Use of monoclonal antibodies to treat COVID-19 among Native American patients was associated with improved outcomes, including no incidences of ICU admission or death, a new study found.
The study, detailed in a research letter published inJAMA Network Open, included 481 Native American patients who tested positive for COVID-19 between Dec. 1, 2020, and Feb. 3, 2021, at the Whiteriver Service Unit (WRSU), on the Fort Apache Indian Reservation in eastern Arizona.
“To our knowledge, this study is the first to report mAb use for Native American individuals and is among the few studies to report a significantly lower proportion of deaths among patients receiving mAbs,” the study authors, led by Ryan M. Close, MD, MPH, of Whiteriver Indian Hospital wrote in the research letter.
Patients in the treatment group had fewer hospitalizations than those who didn’t receive treatment (35 [17.4%] vs 120 [42.9%]), and had no ICU admissions (0 vs 12 [4.3%]), or deaths (0 vs 8 [2.9%]).
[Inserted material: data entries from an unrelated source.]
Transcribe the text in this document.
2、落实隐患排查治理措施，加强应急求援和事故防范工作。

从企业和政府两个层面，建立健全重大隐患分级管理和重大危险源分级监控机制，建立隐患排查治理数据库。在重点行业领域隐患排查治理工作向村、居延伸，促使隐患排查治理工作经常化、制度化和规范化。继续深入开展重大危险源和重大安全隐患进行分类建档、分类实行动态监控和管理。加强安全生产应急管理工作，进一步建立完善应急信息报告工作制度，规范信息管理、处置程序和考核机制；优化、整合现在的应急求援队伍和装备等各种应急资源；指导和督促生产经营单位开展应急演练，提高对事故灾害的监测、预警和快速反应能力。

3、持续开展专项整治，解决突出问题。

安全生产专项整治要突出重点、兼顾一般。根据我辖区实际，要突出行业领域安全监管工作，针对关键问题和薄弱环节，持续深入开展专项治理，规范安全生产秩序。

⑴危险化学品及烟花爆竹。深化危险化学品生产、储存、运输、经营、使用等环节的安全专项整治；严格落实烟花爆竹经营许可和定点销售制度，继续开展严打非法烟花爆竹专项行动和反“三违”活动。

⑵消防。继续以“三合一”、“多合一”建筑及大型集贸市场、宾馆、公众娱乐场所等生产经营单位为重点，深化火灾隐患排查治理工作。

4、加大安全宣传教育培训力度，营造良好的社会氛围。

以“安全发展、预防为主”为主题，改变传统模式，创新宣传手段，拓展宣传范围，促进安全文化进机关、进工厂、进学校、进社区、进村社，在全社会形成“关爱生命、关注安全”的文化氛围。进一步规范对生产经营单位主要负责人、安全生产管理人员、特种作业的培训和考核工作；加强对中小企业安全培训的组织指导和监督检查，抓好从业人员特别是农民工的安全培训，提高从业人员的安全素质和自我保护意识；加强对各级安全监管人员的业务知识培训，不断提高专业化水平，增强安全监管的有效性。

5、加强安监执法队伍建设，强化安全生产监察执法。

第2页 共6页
Those in the treatment group also had a lower proportion of acute medical visits (59 [29.4%] vs 136 [48.6%]) and fewer transfers to outside facilities (4 [2%] vs 26 [9.3%]).
Those included in the study met the high-risk criteria under the Emergency Use Authorization for treatment of COVID-19 with monoclonal antibodies (mAbs) bamlanivimab or a combination of casirivimab and imdevimab based on risk factors for severe COVID-19 such as higher BMI. Of the 481 patients, 201 (41.8%) received mAb treatment and 280 did not.
The median time between COVID-19 test collection and treatment was 23 hours, and 90.5% of patients in the treatment group received treatment within 72 hours. The median time between symptom onset and treatment was 2 days, with 75.8% receiving treatment within 3 days of symptom onset.
“The WRSU decreased the time to treatment by integrating contact tracing, clinical outreach, in-house molecular testing, and a unified public health and hospital system that streamlined information exchange,” the authors wrote. “This approach may not be generalizable but is a model for other centralized health systems.”
Patients in the treatment group were older, with a mean age of 50 compared with 43 among those who didn’t receive treatment. Patients in the treatment group also had more risk factors for severe disease, with 56.7% having two or more risk factors compared with 44.6% of those who didn’t receive treatment.
Limitations of the study include the possibility of misclassification since it was a retrospective study. Some patients were excluded from treatment based on symptom severity.
The Food and Drug Administration recently revised the emergency use authorization for bamlanivimab and etesevimab to include an emergency use as post-exposure prevention of COVID-19 in people age 12 and older who are at high risk for severe disease.
A study presented at the Conference on Retroviruses and Opportunistic Infection (CROI) virtual sessions in March found that bamlanivimab was effective at treating COVID-19 among residents and nursing staff at assisted living facilities. That study showed a 72% reduction in the incidence of COVID-19 and an 80% reduction of progression in the virus.